London, 8 September – This year marks it the 28th anniversary of the Iranian Massacre; an atrocity so huge that it accounted for the largest slaughter of political prisoners since WW2, and yet, it is again marked with silence from those at the head of the regime.
This is unsurprising, however, when you consider how many of those at the top have been implicated in the mass murder of 30,000 political prisoners- mainly members of the opposition group, the People’s Mojahedin Organization of Iran.
They spent the last three decades trying to hide their guilt; according to this piece by Violet Russo, on Canadian Journalist for Free Expression, the regime banned prison guards from contacting their families, carried out executions in secret and left no witnesses alive.
She wrote: “Virgin girls were raped the night before their executions to prevent them from going to heaven; men and women were mercilessly tortured; mothers were beaten in front of their children, and wives raped in front of their husbands—all in a gruesome attempt to break their wills.”

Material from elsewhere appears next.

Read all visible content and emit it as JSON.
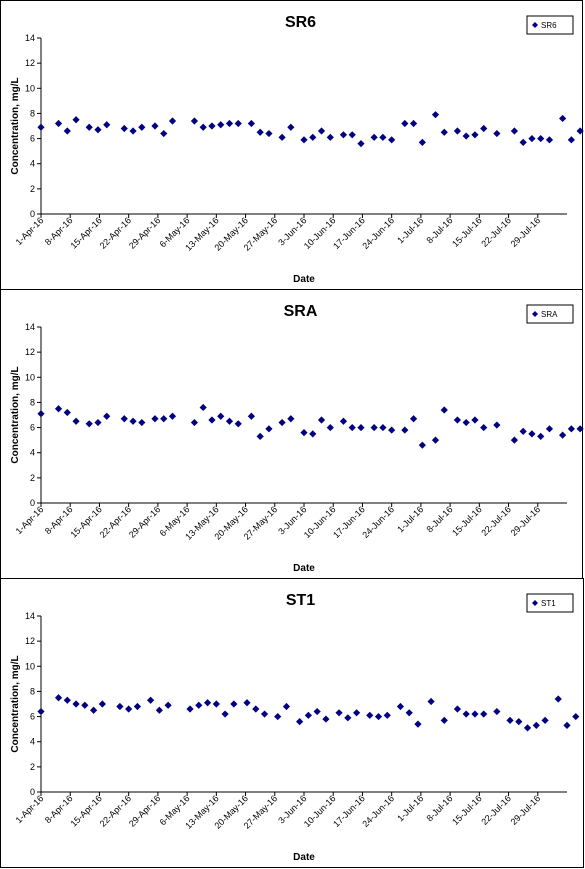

Even once the political prisoners had been killed, they were afforded no dignity, buried in mass graves without markings to prevent a shrine growing there. Their families tried to mourn at Khavaran Cemetery in southern Tehran but the Iranian Revolutionary Guard Corps would attack them. Eventually, the regime bulldozed the cemetery.
According to Russo’s piece, those who were pardoned by the regime were made to walk through an Iraqi minefield or place a noose around the neck of an unpardoned prisoner.
The barbaric nature of this regime has not softened in the time since, with at least 230 people killed in 2016 alone.
Maryam Rajavi, the leader of the Iranian resistance called on for the United Nations to examine this crime against humanity and to bring the guilty to justice.